Edwards curves

22 Apr 2024

Twisted Edwards curves has a form of \(ax^2 + y^2 = 1 + dx^2y^2\) (for fields with characteristic not 2) where the curve order can be represented as \(l \cdot 2^c\), where \(c\) is a natural number, \(l\) is a big prime number.

For the classical EdDSA signature algorithm it uses the Ed25519 curve over the prime field \(F_{2^{255}-19}\) with definition: \(-x^2+y^2=1-\frac{121665}{121666}x^2y^2\). The reason of this another one curve creation is the optimization of this curve efficiency compared to the other popular curves. And, while talking about EdDSA algorithm it’s required to highlight that it does not require any PRNG because the signature one-time keys is deterministically generated using message and private key.

Let me show you how EdDSA protocol is related to the classical Schnorr authentication protocol.

The Schnorr authentication protocol was presented in 1991 with the following form:

• Alice owns a secret value \(k\) and shares the public key \(K = kG\), where \(G\) is the group generator. Alice’s goal is to prove to the Bob the knowledge of \(k\) that corresponds to the provided public key \(K\) without revealing any private information.
• Alice generates random key \(a\) and sends \(A = aG\) to Bob.
• Bob generates random challenge \(c\) and sends it to Alice.
• Alice calculates the response \(r = a + kc\) and sends is back to the Bob.
• Bob checks that \(rG = A + cK\).

Later, after presenting of the Fiat-Shamir heuristics, where for the challenges generation prover can use the hash of input data such that verifier can also calculate, it becomes able to describe Schnorr authentication protocol in the non-interactive form:

Alice’s flow:

• Generate random key \(a\) and public \(A = aG\).
• Calculate challenge \(c = Hash(A)\).
• Calculates the response \(r = a + kc\).
• Send \((A, r)\) to the Bob.

Bob’s flow:

• Calculate challenge \(c = Hash(A)\).
• Check that \(rG = A + cK\).

Obviously, using such algorithm we can add the message to the challenge generation and get the signature algorithm.
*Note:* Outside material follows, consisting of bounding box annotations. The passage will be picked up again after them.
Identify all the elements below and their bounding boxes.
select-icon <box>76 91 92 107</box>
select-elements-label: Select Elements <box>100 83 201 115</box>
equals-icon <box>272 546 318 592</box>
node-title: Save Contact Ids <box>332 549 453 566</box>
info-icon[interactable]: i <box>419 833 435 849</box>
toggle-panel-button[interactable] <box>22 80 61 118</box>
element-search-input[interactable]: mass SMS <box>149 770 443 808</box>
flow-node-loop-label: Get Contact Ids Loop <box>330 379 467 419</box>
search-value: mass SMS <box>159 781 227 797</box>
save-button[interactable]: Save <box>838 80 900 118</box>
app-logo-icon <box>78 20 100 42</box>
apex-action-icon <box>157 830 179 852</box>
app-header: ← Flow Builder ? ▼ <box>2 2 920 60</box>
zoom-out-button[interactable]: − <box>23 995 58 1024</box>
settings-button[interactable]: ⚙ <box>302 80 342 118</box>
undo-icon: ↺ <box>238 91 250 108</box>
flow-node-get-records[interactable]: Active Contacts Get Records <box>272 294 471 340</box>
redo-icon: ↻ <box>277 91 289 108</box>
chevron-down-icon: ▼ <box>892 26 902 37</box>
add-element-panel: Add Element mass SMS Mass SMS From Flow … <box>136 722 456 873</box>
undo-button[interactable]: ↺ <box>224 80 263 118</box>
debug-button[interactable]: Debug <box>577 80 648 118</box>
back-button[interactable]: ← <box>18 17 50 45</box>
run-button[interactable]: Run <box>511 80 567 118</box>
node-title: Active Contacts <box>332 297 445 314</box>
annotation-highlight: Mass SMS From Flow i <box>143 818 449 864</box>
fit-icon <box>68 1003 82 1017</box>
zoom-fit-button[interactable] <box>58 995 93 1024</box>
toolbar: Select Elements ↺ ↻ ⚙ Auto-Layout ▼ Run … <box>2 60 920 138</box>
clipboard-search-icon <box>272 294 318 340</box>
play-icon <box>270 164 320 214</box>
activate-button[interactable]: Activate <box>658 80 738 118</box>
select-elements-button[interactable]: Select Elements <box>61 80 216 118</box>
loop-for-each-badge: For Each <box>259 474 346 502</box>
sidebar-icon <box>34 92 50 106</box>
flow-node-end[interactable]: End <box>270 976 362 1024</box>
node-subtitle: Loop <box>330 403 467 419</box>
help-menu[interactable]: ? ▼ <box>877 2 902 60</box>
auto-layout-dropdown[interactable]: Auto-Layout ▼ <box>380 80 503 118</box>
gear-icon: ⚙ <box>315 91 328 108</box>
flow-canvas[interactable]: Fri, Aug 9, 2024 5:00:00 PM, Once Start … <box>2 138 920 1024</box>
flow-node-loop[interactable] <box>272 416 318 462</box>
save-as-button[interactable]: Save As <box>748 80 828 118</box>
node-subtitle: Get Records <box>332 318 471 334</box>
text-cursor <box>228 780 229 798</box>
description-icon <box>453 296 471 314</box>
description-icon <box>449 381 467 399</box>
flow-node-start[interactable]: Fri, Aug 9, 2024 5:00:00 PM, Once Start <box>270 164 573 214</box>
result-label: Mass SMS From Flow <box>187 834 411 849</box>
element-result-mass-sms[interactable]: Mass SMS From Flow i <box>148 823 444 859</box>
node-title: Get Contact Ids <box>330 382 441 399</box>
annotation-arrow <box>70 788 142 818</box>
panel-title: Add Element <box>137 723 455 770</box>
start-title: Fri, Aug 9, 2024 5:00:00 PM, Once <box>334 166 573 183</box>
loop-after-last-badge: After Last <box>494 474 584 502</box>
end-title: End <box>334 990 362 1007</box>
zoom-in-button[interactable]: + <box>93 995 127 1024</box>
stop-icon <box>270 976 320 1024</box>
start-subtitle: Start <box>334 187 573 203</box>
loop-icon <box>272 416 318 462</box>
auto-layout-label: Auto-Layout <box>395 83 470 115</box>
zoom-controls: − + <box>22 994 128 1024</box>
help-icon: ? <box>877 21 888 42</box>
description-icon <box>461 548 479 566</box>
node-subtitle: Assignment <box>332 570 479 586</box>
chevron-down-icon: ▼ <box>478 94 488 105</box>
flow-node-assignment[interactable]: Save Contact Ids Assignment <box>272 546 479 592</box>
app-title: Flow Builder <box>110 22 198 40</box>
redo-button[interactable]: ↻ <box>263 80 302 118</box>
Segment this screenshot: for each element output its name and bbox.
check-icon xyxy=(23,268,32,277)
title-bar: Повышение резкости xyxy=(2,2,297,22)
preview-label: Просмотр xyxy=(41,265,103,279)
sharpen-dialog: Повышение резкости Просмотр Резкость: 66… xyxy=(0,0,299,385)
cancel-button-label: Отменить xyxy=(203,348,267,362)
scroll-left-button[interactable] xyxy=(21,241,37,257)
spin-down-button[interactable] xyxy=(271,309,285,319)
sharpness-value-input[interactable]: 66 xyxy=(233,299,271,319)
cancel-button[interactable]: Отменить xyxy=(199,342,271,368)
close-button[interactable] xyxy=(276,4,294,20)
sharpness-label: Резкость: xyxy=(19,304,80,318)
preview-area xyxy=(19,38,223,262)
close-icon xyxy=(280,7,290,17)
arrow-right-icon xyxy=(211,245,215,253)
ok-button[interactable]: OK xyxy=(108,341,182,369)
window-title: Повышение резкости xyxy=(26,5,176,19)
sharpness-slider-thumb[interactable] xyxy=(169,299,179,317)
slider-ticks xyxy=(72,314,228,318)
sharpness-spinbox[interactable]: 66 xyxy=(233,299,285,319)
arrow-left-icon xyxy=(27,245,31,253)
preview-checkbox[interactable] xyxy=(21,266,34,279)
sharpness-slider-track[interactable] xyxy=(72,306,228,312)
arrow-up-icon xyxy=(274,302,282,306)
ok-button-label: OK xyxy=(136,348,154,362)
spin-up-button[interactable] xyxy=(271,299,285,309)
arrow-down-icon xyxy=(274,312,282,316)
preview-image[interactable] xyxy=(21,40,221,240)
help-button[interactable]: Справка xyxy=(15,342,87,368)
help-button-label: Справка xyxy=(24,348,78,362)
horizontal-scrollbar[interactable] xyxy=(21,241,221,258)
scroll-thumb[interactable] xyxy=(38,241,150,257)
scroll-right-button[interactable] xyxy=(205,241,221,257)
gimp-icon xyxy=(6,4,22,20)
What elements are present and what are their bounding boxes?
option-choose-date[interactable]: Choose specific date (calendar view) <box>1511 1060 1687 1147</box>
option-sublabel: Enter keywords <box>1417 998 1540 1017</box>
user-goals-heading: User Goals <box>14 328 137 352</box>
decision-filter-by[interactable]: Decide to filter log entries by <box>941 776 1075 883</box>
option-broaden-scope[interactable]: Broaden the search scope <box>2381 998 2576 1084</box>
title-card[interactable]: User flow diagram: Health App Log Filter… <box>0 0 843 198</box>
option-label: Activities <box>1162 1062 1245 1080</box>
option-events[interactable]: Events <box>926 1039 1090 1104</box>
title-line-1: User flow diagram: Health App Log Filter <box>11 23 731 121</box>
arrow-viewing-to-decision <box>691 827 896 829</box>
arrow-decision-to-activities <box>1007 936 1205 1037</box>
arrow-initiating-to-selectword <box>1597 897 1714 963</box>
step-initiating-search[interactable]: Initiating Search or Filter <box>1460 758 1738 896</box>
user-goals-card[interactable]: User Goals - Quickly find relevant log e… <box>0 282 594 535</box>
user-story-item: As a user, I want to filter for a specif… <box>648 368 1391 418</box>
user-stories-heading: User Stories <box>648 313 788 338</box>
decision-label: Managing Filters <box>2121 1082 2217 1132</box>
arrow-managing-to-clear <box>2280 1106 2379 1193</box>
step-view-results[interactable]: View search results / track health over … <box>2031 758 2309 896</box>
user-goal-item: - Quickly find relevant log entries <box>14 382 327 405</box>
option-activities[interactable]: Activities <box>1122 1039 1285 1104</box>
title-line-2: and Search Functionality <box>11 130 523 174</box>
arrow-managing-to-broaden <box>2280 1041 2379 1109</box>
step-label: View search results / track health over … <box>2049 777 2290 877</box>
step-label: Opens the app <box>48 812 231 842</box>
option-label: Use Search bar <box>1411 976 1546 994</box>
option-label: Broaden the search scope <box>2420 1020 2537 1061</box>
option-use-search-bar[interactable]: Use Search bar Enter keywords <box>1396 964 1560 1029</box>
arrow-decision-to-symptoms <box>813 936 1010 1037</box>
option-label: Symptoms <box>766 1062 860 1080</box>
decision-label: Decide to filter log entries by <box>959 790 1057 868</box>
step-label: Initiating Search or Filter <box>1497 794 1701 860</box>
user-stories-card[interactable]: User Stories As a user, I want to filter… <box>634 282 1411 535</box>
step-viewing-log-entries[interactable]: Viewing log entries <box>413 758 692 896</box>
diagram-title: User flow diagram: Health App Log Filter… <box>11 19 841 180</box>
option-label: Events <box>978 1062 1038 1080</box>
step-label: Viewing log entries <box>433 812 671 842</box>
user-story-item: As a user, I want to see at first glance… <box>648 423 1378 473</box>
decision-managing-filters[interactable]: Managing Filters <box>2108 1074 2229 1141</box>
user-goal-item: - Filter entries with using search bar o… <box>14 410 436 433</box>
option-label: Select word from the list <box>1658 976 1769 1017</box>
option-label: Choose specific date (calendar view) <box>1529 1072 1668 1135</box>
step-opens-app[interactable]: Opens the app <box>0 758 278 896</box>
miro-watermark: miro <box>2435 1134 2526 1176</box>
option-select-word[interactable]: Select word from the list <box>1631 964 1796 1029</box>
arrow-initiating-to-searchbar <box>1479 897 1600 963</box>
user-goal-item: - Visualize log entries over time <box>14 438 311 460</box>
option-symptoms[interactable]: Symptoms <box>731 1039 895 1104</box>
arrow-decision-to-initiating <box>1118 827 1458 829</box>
So, later, using the Ed25519 curve, the EdDSA signature protocol has been presented:

Alice’s flow:

• Calculate \(a = Hash(Hash(k), m)\), \(ch = Hash(aG, K, m)\) and \(r = a + ch\cdot k\).
• Send signature \((aG, r)\).

Bob’s flow:

• Calculate \(ch = Hash(aG, K, m)\).
• Check that \(2^c\cdot rG = 2^c\cdot aG + 2^c ch\cdot K\). The \(2^c\) cofactor is used to increase the security of the equation: it ensures that all points are in the lager prime curve subgroup.